赤ちゃんは生まれるまで、お母さんのおなかの中で羊水の中にいて皮膚はしっとりと保たれています。でも、他の動物と違い人間は立って歩くために、かなり未熟な状況で生まれてきます。たとえば、馬の赤ちゃんなどは、たてがみがしっかりあり、全身がびっちり毛で覆われて生まれてきます。でも人間の赤ちゃんは生まれた途端に一気に、水の中にいたのに空気にさらされて、乾燥している環境に放り込まれてしまいます。それに慣れるために、はじめは赤ちゃんの皮膚の脂はお母さんのホルモンのおかげで多くなっています。そして、その脂は減りますが、徐々に今度は皮膚は厚さを増して機能的にも徐々に生育してゆきます。この期間に日本に育つ赤ちゃんは日本特有の夏季の高温多湿、冬季の低温低湿度という環境変化にも慣れていかなくてはならず大変です。
でも、周りの大人がよく理解してスキンケアを頑張れば、肌トラブルは一気に減りますし、それでアレルギー発症も抑えられると考えられます。
子どもたちはどんなに寒くても汗をかくのできれいに洗わなくてはいけないし、そのうえこの時期子どもたちは暖まることでリラックスし、のびのびできるのでお風呂が大好きですよね。そして、お風呂に入ることで子どもたちの皮膚を観察できる機会も増えます。これは大切なことです。お風呂に入ることで、皮膚の大切なケア、清潔に、保湿の両方がかないます。 お湯に浸かることで、皮膚の角質層まで水分が入り皮膚が潤いしっとりするのです。

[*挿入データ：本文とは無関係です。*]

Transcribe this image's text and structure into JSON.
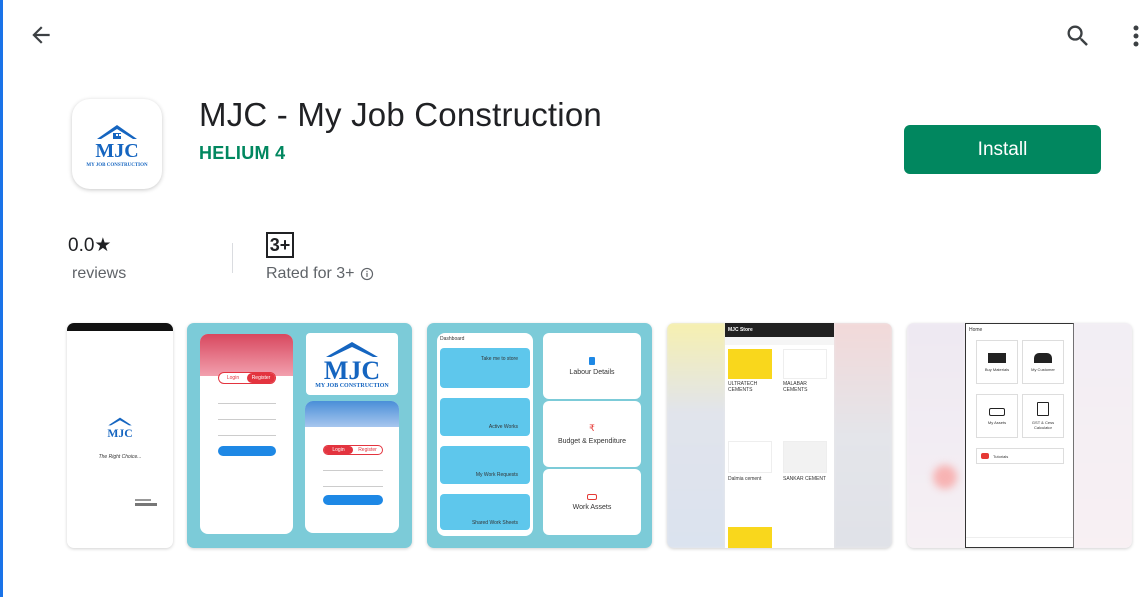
{
  "header": {
    "back_icon": "arrow-back-icon",
    "search_icon": "search-icon",
    "more_icon": "more-vert-icon"
  },
  "app": {
    "title": "MJC - My Job Construction",
    "developer": "HELIUM 4",
    "install_label": "Install",
    "icon_text": "MJC",
    "icon_subtext": "MY JOB CONSTRUCTION"
  },
  "stats": {
    "rating": "0.0★",
    "reviews_label": "reviews",
    "age_badge": "3+",
    "rated_label": "Rated for 3+",
    "info_icon": "info-icon"
  },
  "colors": {
    "accent": "#01875f",
    "screenshot_bg": "#7ccbd8"
  },
  "screenshots": {
    "s1": {
      "logo": "MJC",
      "tagline": "The Right Choice..."
    },
    "s2": {
      "logo": "MJC",
      "logo_sub": "MY JOB CONSTRUCTION",
      "login": "Login",
      "register": "Register"
    },
    "s3": {
      "dashboard": "Dashboard",
      "tiles": [
        "Take me to store",
        "Active Works",
        "My Work Requests",
        "Shared Work Sheets"
      ],
      "right_cards": [
        "Labour Details",
        "Budget & Expenditure",
        "Work Assets"
      ]
    },
    "s4": {
      "store_title": "MJC Store",
      "products": [
        "ULTRATECH CEMENTS",
        "MALABAR CEMENTS",
        "Dalmia cement",
        "SANKAR CEMENT"
      ]
    },
    "s5": {
      "home": "Home",
      "tiles": [
        "Buy Materials",
        "My Customer",
        "My Assets",
        "GST & Cess Calculator"
      ],
      "tutorials": "Tutorials"
    }
  }
}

お風呂では石鹸を使い、そしてそれを洗い残さずに柔らかいタオルか手で洗ってください。石鹸等はよく泡立てて少量で能率よく使いましょう。特に首の後ろ肘やひざの裏などを丁寧に洗います。ナイロンタオルは厳禁です。また、熱いお湯に入ると大切な皮膚の脂が不用意に流れたり、かゆみが起きたりします。39度ぐらいのお湯にゆっくり入りましょう。ゆっくり入りお風呂に入ることの楽しさを教えられたらと思います。最近では、幼いうちから一人でお風呂に入ったり、そのためにシャワーだけしかしなかったりする子どもたちもいますし、「夏は暑いから一回もお湯ははらなかった。各自シャワーです」というおうちもあります。ぜひ、お風呂に入ってください。清潔だけではなく保湿の力もお風呂にはあるのです。

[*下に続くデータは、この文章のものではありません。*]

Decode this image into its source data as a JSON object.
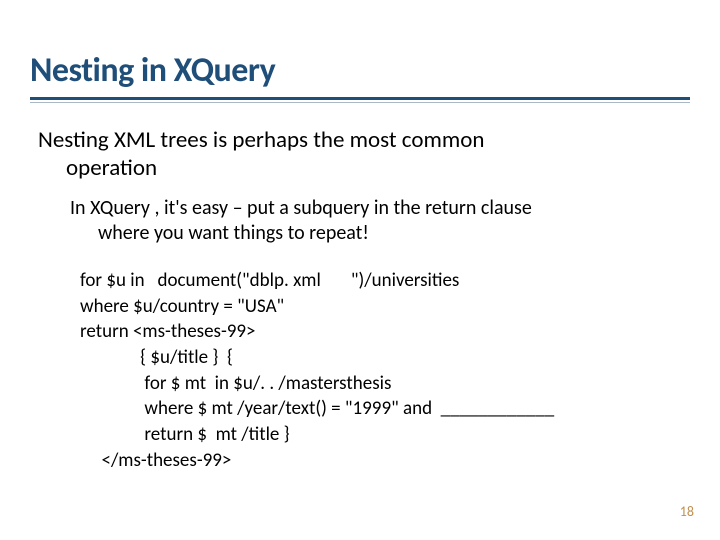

さて、入浴後はその肌に入れ込んだ水分を大切に残すために保湿が大切です。保湿剤は種々あります。季節に合わせて、子どもの乾燥度に合わせて、クリーム、ローション、泡状があります。たっぷり塗ってください。塗った後にも触ってみてください。どうでしょうか? しっとりしていますか? べたべたして子どもが嫌がっていませんか? また、よく観察していてどうしても保湿剤だけでは治らないざらざら、赤いところがあったらそこの皮膚に穴が開いてしまったと考えてください。長くそれが続くとその小さな穴が大きなほころびに広がることがあります。皮膚科を受診して気軽に相談してください。